In its simplest terms, obesity is the results of a positive balance between food intake and energy expenditure (EE). I.e., we take in more energy, in the form of food, than we expend, e.g., by exercise. In our sedentary society, resting EE accounts for most of total energy expenditure. The sympathetic nervous system (SNS, the one that produces adrenaline) is thought to contribute to resting EE. This conclusion is based on experiments where resting EE is decreased by beta-blockers, high blood pressure medicines that block only one aspect of the sympathetic nervous system. The investigators propose to use a different approach, by using a medication called trimethaphan that produces transient withdrawal of the autonomic nervous system.
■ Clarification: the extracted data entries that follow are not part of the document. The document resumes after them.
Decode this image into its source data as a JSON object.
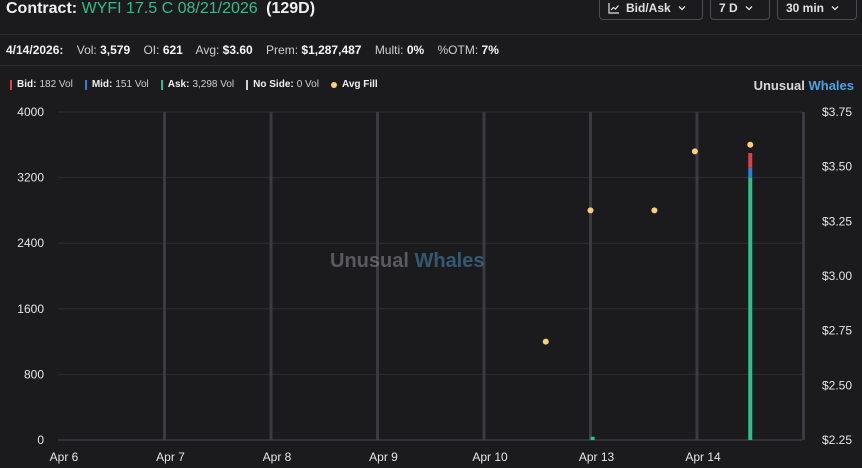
{
  "header": {
    "label": "Contract:",
    "contract": "WYFI 17.5 C 08/21/2026",
    "days": "(129D)",
    "controls": {
      "mode": "Bid/Ask",
      "range": "7 D",
      "interval": "30 min"
    }
  },
  "stats": {
    "date": "4/14/2026:",
    "vol_label": "Vol:",
    "vol": "3,579",
    "oi_label": "OI:",
    "oi": "621",
    "avg_label": "Avg:",
    "avg": "$3.60",
    "prem_label": "Prem:",
    "prem": "$1,287,487",
    "multi_label": "Multi:",
    "multi": "0%",
    "otm_label": "%OTM:",
    "otm": "7%"
  },
  "legend": {
    "bid": {
      "label": "Bid:",
      "text": "182 Vol",
      "color": "#e0404a"
    },
    "mid": {
      "label": "Mid:",
      "text": "151 Vol",
      "color": "#2f7de0"
    },
    "ask": {
      "label": "Ask:",
      "text": "3,298 Vol",
      "color": "#2fbf8a"
    },
    "noside": {
      "label": "No Side:",
      "text": "0 Vol",
      "color": "#d0d0d0"
    },
    "avgfill": {
      "label": "Avg Fill",
      "color": "#f5d27a"
    }
  },
  "brand": {
    "a": "Unusual",
    "b": "Whales"
  },
  "watermark": {
    "a": "Unusual",
    "b": "Whales"
  },
  "chart_data": {
    "type": "bar",
    "x_ticks": [
      "Apr 6",
      "Apr 7",
      "Apr 8",
      "Apr 9",
      "Apr 10",
      "Apr 13",
      "Apr 14"
    ],
    "y_left": {
      "ticks": [
        0,
        800,
        1600,
        2400,
        3200,
        4000
      ],
      "ylim": [
        0,
        4000
      ]
    },
    "y_right": {
      "ticks": [
        "$2.25",
        "$2.50",
        "$2.75",
        "$3.00",
        "$3.25",
        "$3.50",
        "$3.75"
      ],
      "ylim": [
        2.25,
        3.75
      ]
    },
    "x_range": [
      0,
      7.5
    ],
    "grid": true,
    "bars": [
      {
        "x": 5.02,
        "ask": 40,
        "mid": 0,
        "bid": 0
      },
      {
        "x": 6.5,
        "ask": 3200,
        "mid": 120,
        "bid": 180
      }
    ],
    "avg_fill": [
      {
        "x": 4.58,
        "y": 2.7
      },
      {
        "x": 5.0,
        "y": 3.3
      },
      {
        "x": 5.6,
        "y": 3.3
      },
      {
        "x": 5.98,
        "y": 3.57
      },
      {
        "x": 6.5,
        "y": 3.6
      }
    ]
  }
}
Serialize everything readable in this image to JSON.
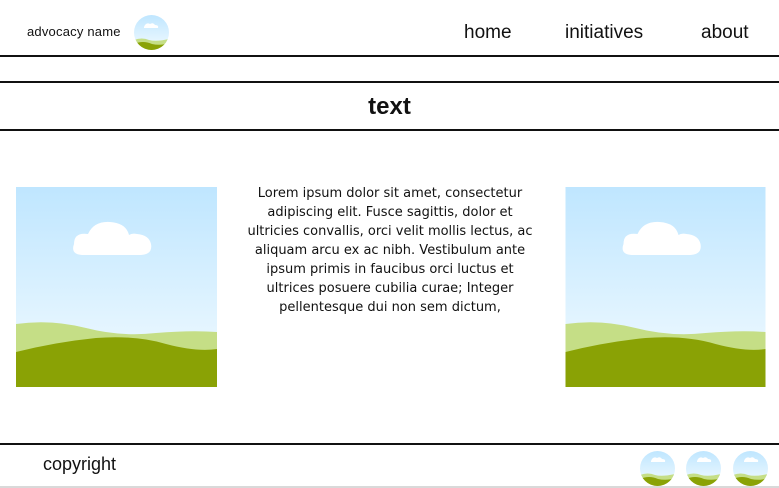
{
  "header": {
    "brand": "advocacy name",
    "logo_icon": "landscape-circle-icon",
    "nav": [
      {
        "label": "home"
      },
      {
        "label": "initiatives"
      },
      {
        "label": "about"
      }
    ]
  },
  "banner": {
    "title": "text"
  },
  "main": {
    "images": [
      {
        "icon": "landscape-image"
      },
      {
        "icon": "landscape-image"
      }
    ],
    "paragraph": "Lorem ipsum dolor sit amet, consectetur adipiscing elit. Fusce sagittis, dolor et ultricies convallis, orci velit mollis lectus, ac aliquam arcu ex ac nibh. Vestibulum ante ipsum primis in faucibus orci luctus et ultrices posuere cubilia curae; Integer pellentesque dui non sem dictum,"
  },
  "footer": {
    "copyright": "copyright",
    "social_icons": [
      "landscape-circle-icon",
      "landscape-circle-icon",
      "landscape-circle-icon"
    ]
  },
  "colors": {
    "sky_top": "#bfe6ff",
    "sky_bottom": "#f3fbff",
    "hill_light": "#c5de86",
    "hill_dark": "#8aa205",
    "cloud": "#ffffff",
    "rule": "#111111"
  }
}
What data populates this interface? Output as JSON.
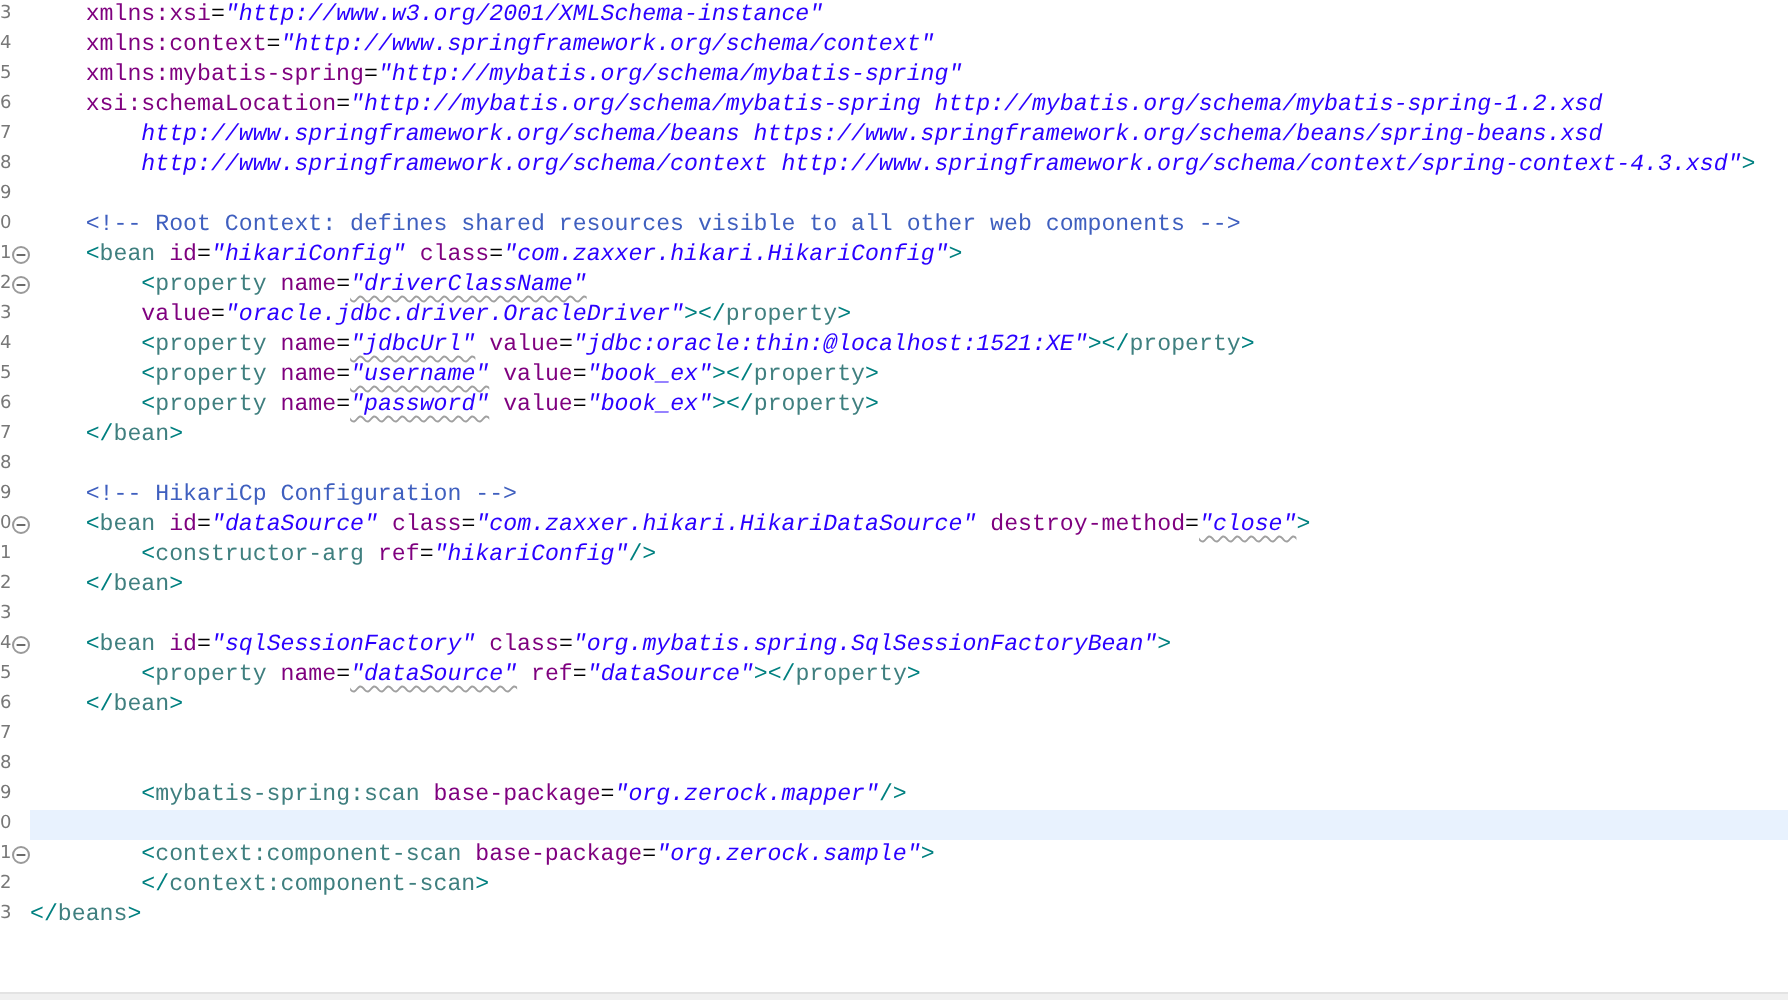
{
  "editor": {
    "lines": [
      {
        "number": "3",
        "foldable": false,
        "current": false,
        "tokens": [
          {
            "kind": "attr",
            "text": "    xmlns:xsi"
          },
          {
            "kind": "plain",
            "text": "="
          },
          {
            "kind": "value",
            "text": "\"http://www.w3.org/2001/XMLSchema-instance\""
          }
        ]
      },
      {
        "number": "4",
        "foldable": false,
        "current": false,
        "tokens": [
          {
            "kind": "attr",
            "text": "    xmlns:context"
          },
          {
            "kind": "plain",
            "text": "="
          },
          {
            "kind": "value",
            "text": "\"http://www.springframework.org/schema/context\""
          }
        ]
      },
      {
        "number": "5",
        "foldable": false,
        "current": false,
        "tokens": [
          {
            "kind": "attr",
            "text": "    xmlns:mybatis-spring"
          },
          {
            "kind": "plain",
            "text": "="
          },
          {
            "kind": "value",
            "text": "\"http://mybatis.org/schema/mybatis-spring\""
          }
        ]
      },
      {
        "number": "6",
        "foldable": false,
        "current": false,
        "tokens": [
          {
            "kind": "attr",
            "text": "    xsi:schemaLocation"
          },
          {
            "kind": "plain",
            "text": "="
          },
          {
            "kind": "value",
            "text": "\"http://mybatis.org/schema/mybatis-spring http://mybatis.org/schema/mybatis-spring-1.2.xsd"
          }
        ]
      },
      {
        "number": "7",
        "foldable": false,
        "current": false,
        "tokens": [
          {
            "kind": "value",
            "text": "        http://www.springframework.org/schema/beans https://www.springframework.org/schema/beans/spring-beans.xsd"
          }
        ]
      },
      {
        "number": "8",
        "foldable": false,
        "current": false,
        "tokens": [
          {
            "kind": "value",
            "text": "        http://www.springframework.org/schema/context http://www.springframework.org/schema/context/spring-context-4.3.xsd\""
          },
          {
            "kind": "bracket",
            "text": ">"
          }
        ]
      },
      {
        "number": "9",
        "foldable": false,
        "current": false
      },
      {
        "number": "0",
        "foldable": false,
        "current": false,
        "tokens": [
          {
            "kind": "comment",
            "text": "    <!-- Root Context: defines shared resources visible to all other web components -->"
          }
        ]
      },
      {
        "number": "1",
        "foldable": true,
        "current": false,
        "tokens": [
          {
            "kind": "bracket",
            "text": "    <"
          },
          {
            "kind": "tag",
            "text": "bean"
          },
          {
            "kind": "attr",
            "text": " id"
          },
          {
            "kind": "plain",
            "text": "="
          },
          {
            "kind": "value",
            "text": "\"hikariConfig\""
          },
          {
            "kind": "attr",
            "text": " class"
          },
          {
            "kind": "plain",
            "text": "="
          },
          {
            "kind": "value",
            "text": "\"com.zaxxer.hikari.HikariConfig\""
          },
          {
            "kind": "bracket",
            "text": ">"
          }
        ]
      },
      {
        "number": "2",
        "foldable": true,
        "current": false,
        "tokens": [
          {
            "kind": "bracket",
            "text": "        <"
          },
          {
            "kind": "tag",
            "text": "property"
          },
          {
            "kind": "attr",
            "text": " name"
          },
          {
            "kind": "plain",
            "text": "="
          },
          {
            "kind": "value",
            "text": "\"driverClassName\"",
            "spell": true
          }
        ]
      },
      {
        "number": "3",
        "foldable": false,
        "current": false,
        "tokens": [
          {
            "kind": "attr",
            "text": "        value"
          },
          {
            "kind": "plain",
            "text": "="
          },
          {
            "kind": "value",
            "text": "\"oracle.jdbc.driver.OracleDriver\""
          },
          {
            "kind": "bracket",
            "text": "></"
          },
          {
            "kind": "tag",
            "text": "property"
          },
          {
            "kind": "bracket",
            "text": ">"
          }
        ]
      },
      {
        "number": "4",
        "foldable": false,
        "current": false,
        "tokens": [
          {
            "kind": "bracket",
            "text": "        <"
          },
          {
            "kind": "tag",
            "text": "property"
          },
          {
            "kind": "attr",
            "text": " name"
          },
          {
            "kind": "plain",
            "text": "="
          },
          {
            "kind": "value",
            "text": "\"jdbcUrl\"",
            "spell": true
          },
          {
            "kind": "attr",
            "text": " value"
          },
          {
            "kind": "plain",
            "text": "="
          },
          {
            "kind": "value",
            "text": "\"jdbc:oracle:thin:@localhost:1521:XE\""
          },
          {
            "kind": "bracket",
            "text": "></"
          },
          {
            "kind": "tag",
            "text": "property"
          },
          {
            "kind": "bracket",
            "text": ">"
          }
        ]
      },
      {
        "number": "5",
        "foldable": false,
        "current": false,
        "tokens": [
          {
            "kind": "bracket",
            "text": "        <"
          },
          {
            "kind": "tag",
            "text": "property"
          },
          {
            "kind": "attr",
            "text": " name"
          },
          {
            "kind": "plain",
            "text": "="
          },
          {
            "kind": "value",
            "text": "\"username\"",
            "spell": true
          },
          {
            "kind": "attr",
            "text": " value"
          },
          {
            "kind": "plain",
            "text": "="
          },
          {
            "kind": "value",
            "text": "\"book_ex\""
          },
          {
            "kind": "bracket",
            "text": "></"
          },
          {
            "kind": "tag",
            "text": "property"
          },
          {
            "kind": "bracket",
            "text": ">"
          }
        ]
      },
      {
        "number": "6",
        "foldable": false,
        "current": false,
        "tokens": [
          {
            "kind": "bracket",
            "text": "        <"
          },
          {
            "kind": "tag",
            "text": "property"
          },
          {
            "kind": "attr",
            "text": " name"
          },
          {
            "kind": "plain",
            "text": "="
          },
          {
            "kind": "value",
            "text": "\"password\"",
            "spell": true
          },
          {
            "kind": "attr",
            "text": " value"
          },
          {
            "kind": "plain",
            "text": "="
          },
          {
            "kind": "value",
            "text": "\"book_ex\""
          },
          {
            "kind": "bracket",
            "text": "></"
          },
          {
            "kind": "tag",
            "text": "property"
          },
          {
            "kind": "bracket",
            "text": ">"
          }
        ]
      },
      {
        "number": "7",
        "foldable": false,
        "current": false,
        "tokens": [
          {
            "kind": "bracket",
            "text": "    </"
          },
          {
            "kind": "tag",
            "text": "bean"
          },
          {
            "kind": "bracket",
            "text": ">"
          }
        ]
      },
      {
        "number": "8",
        "foldable": false,
        "current": false
      },
      {
        "number": "9",
        "foldable": false,
        "current": false,
        "tokens": [
          {
            "kind": "comment",
            "text": "    <!-- HikariCp Configuration -->"
          }
        ]
      },
      {
        "number": "0",
        "foldable": true,
        "current": false,
        "tokens": [
          {
            "kind": "bracket",
            "text": "    <"
          },
          {
            "kind": "tag",
            "text": "bean"
          },
          {
            "kind": "attr",
            "text": " id"
          },
          {
            "kind": "plain",
            "text": "="
          },
          {
            "kind": "value",
            "text": "\"dataSource\""
          },
          {
            "kind": "attr",
            "text": " class"
          },
          {
            "kind": "plain",
            "text": "="
          },
          {
            "kind": "value",
            "text": "\"com.zaxxer.hikari.HikariDataSource\""
          },
          {
            "kind": "attr",
            "text": " destroy-method"
          },
          {
            "kind": "plain",
            "text": "="
          },
          {
            "kind": "value",
            "text": "\"close\"",
            "spell": true
          },
          {
            "kind": "bracket",
            "text": ">"
          }
        ]
      },
      {
        "number": "1",
        "foldable": false,
        "current": false,
        "tokens": [
          {
            "kind": "bracket",
            "text": "        <"
          },
          {
            "kind": "tag",
            "text": "constructor-arg"
          },
          {
            "kind": "attr",
            "text": " ref"
          },
          {
            "kind": "plain",
            "text": "="
          },
          {
            "kind": "value",
            "text": "\"hikariConfig\""
          },
          {
            "kind": "bracket",
            "text": "/>"
          }
        ]
      },
      {
        "number": "2",
        "foldable": false,
        "current": false,
        "tokens": [
          {
            "kind": "bracket",
            "text": "    </"
          },
          {
            "kind": "tag",
            "text": "bean"
          },
          {
            "kind": "bracket",
            "text": ">"
          }
        ]
      },
      {
        "number": "3",
        "foldable": false,
        "current": false
      },
      {
        "number": "4",
        "foldable": true,
        "current": false,
        "tokens": [
          {
            "kind": "bracket",
            "text": "    <"
          },
          {
            "kind": "tag",
            "text": "bean"
          },
          {
            "kind": "attr",
            "text": " id"
          },
          {
            "kind": "plain",
            "text": "="
          },
          {
            "kind": "value",
            "text": "\"sqlSessionFactory\""
          },
          {
            "kind": "attr",
            "text": " class"
          },
          {
            "kind": "plain",
            "text": "="
          },
          {
            "kind": "value",
            "text": "\"org.mybatis.spring.SqlSessionFactoryBean\""
          },
          {
            "kind": "bracket",
            "text": ">"
          }
        ]
      },
      {
        "number": "5",
        "foldable": false,
        "current": false,
        "tokens": [
          {
            "kind": "bracket",
            "text": "        <"
          },
          {
            "kind": "tag",
            "text": "property"
          },
          {
            "kind": "attr",
            "text": " name"
          },
          {
            "kind": "plain",
            "text": "="
          },
          {
            "kind": "value",
            "text": "\"dataSource\"",
            "spell": true
          },
          {
            "kind": "attr",
            "text": " ref"
          },
          {
            "kind": "plain",
            "text": "="
          },
          {
            "kind": "value",
            "text": "\"dataSource\""
          },
          {
            "kind": "bracket",
            "text": "></"
          },
          {
            "kind": "tag",
            "text": "property"
          },
          {
            "kind": "bracket",
            "text": ">"
          }
        ]
      },
      {
        "number": "6",
        "foldable": false,
        "current": false,
        "tokens": [
          {
            "kind": "bracket",
            "text": "    </"
          },
          {
            "kind": "tag",
            "text": "bean"
          },
          {
            "kind": "bracket",
            "text": ">"
          }
        ]
      },
      {
        "number": "7",
        "foldable": false,
        "current": false
      },
      {
        "number": "8",
        "foldable": false,
        "current": false
      },
      {
        "number": "9",
        "foldable": false,
        "current": false,
        "tokens": [
          {
            "kind": "bracket",
            "text": "        <"
          },
          {
            "kind": "tag",
            "text": "mybatis-spring:scan"
          },
          {
            "kind": "attr",
            "text": " base-package"
          },
          {
            "kind": "plain",
            "text": "="
          },
          {
            "kind": "value",
            "text": "\"org.zerock.mapper\""
          },
          {
            "kind": "bracket",
            "text": "/>"
          }
        ]
      },
      {
        "number": "0",
        "foldable": false,
        "current": true
      },
      {
        "number": "1",
        "foldable": true,
        "current": false,
        "tokens": [
          {
            "kind": "bracket",
            "text": "        <"
          },
          {
            "kind": "tag",
            "text": "context:component-scan"
          },
          {
            "kind": "attr",
            "text": " base-package"
          },
          {
            "kind": "plain",
            "text": "="
          },
          {
            "kind": "value",
            "text": "\"org.zerock.sample\""
          },
          {
            "kind": "bracket",
            "text": ">"
          }
        ]
      },
      {
        "number": "2",
        "foldable": false,
        "current": false,
        "tokens": [
          {
            "kind": "bracket",
            "text": "        </"
          },
          {
            "kind": "tag",
            "text": "context:component-scan"
          },
          {
            "kind": "bracket",
            "text": ">"
          }
        ]
      },
      {
        "number": "3",
        "foldable": false,
        "current": false,
        "tokens": [
          {
            "kind": "bracket",
            "text": "</"
          },
          {
            "kind": "tag",
            "text": "beans"
          },
          {
            "kind": "bracket",
            "text": ">"
          }
        ]
      }
    ]
  }
}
The investigators will then compare the measured resting EE before and after SNS withdraw and quantify the degree of contribution to the resting EE by the SNS and delineate differences between healthy normal, healthy obese, and patients with autonomic dysfunctions.
The amount of blood flowing to the different parts of the body is regulated by the autonomic (automatic) nerves and by local factors produced by the blood vessels. Nitric oxide (NO) is one of the most important of these metabolic factors. If the production of NO is slowed or stopped the amount of blood to the different parts of the body is decreased. There is increasing knowledge that NO mechanisms are impaired in a number of medical conditions. NO function is reduced in patients with risk factors for atherosclerosis (hardening of the arteries) such as hypercholesterolemia (patients with high cholesterol), or diabetes mellitus, and is also impaired in smokers. This NO "deficiency" is believed to contribute to the greater cardiovascular risk that marks these patient populations. This study is designed to examine if endothelial nitric oxide is an important control mechanism of blood pressure under normal conditions, and if impairment of nitric oxide contributes to hypertension.